In 1910 a second International Conference of Working Women was held in Copenhagen. A woman named a Clara Zetkin (Leader of the ‘Women’s Office’ for the Social Democratic Party in Germany) tabled the idea of an International Women’s Day. She proposed that every year in every country there should be a celebration on the same day — a Women’s Day — to press for their demands. The conference of over 100 women from 17 countries, representing unions, socialist parties, working women’s clubs, and including the first three women elected to the Finnish parliament, greeted Zetkin’s suggestion with unanimous approval and thus International Women’s Day was the result.
Following the decision agreed at Copenhagen in 1911, International Women’s Day (IWD) was honoured the first time in Austria, Denmark, Germany and Switzerland on 19 March. More than 1mn women and men attended IWD rallies campaigning for women’s rights to work, vote, be trained, to hold public office and end discrimination. However less than a week later on March 25, the tragic ‘Triangle Fire’ in New York City took the lives of more than 140 working women, most of them Italian and Jewish immigrants. This disastrous event drew significant attention to working conditions and labour legislation in the United States that became a focus of subsequent International Women’s Day events. 1911 also saw women’s ‘Bread and Roses’ campaign.
On the eve of World War I campaigning for peace, Russian women observed their first International Women’s Day on the last Sunday in February 1913. In 1913 following discussions, International Women’s Day was transferred to March 8 and this day has remained the global date for International Women’s Day ever since. In 1914 more women across Europe held rallies to campaign against the war and to express women’s solidarity.
On the last Sunday of February, Russian women began a strike for “bread and peace” in response to the death over 2mn Russian soldiers in war. Opposed by political leaders the women continued to strike until four days later the Czar was forced to abdicate and the provisional Government granted women the right to vote. The date the women’s strike commenced was February 23 on the Julian calendar then in use in Russia. This day on the Gregorian calendar in use elsewhere was March 8.

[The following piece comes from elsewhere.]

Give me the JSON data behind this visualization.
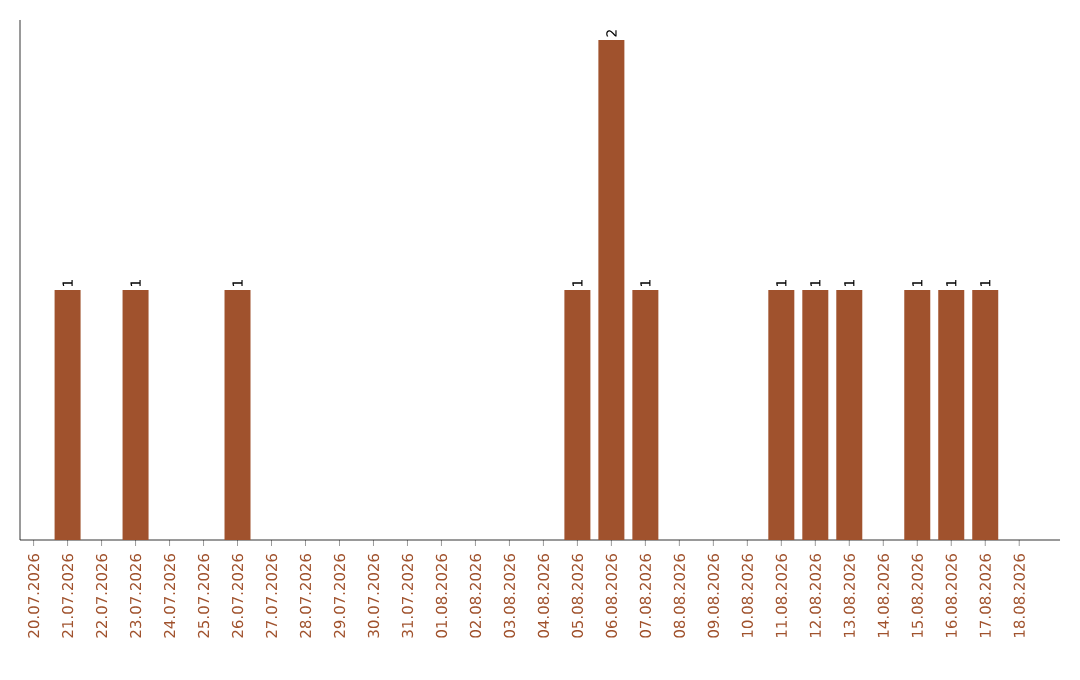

Since its birth in the socialist movement, International Women’s Day has grown to become a global day of recognition and celebration across developed and developing countries alike. For decades, IWD has grown from strength to strength annually. For many years the United Nations has held an annual IWD conference to co-ordinate international efforts for women’s rights and participation in social, political and economic processes. 1975 was designated as ‘International Women’s Year’ by the United Nations. Women’s organisations and governments around the world have also observed IWD annually on March 8 by holding large-scale events that honour women’s advancement and while diligently reminding of the continued vigilance and action required to ensure that women’s equality is gained and maintained in all aspects of life.
2000 and beyond
IWD is now an official holiday in Afghanistan, Armenia, Azerbaijan, Belarus, Burkina Faso, Cambodia, China (for women only), Cuba, Georgia, Guinea-Bissau, Eritrea, Kazakhstan, Kyrgyzstan, Laos, Madagascar (for women only), Moldova, Mongolia, Montenegro, Nepal (for women only), Russia, Tajikistan, Turkmenistan, Uganda, Ukraine, Uzbekistan, Vietnam and Zambia. The tradition sees men honouring their mothers, wives, girlfriends and colleagues, with flowers and small gifts. In some countries IWD has the equivalent status of Mother’s Day where children give small presents to their mothers and grandmothers.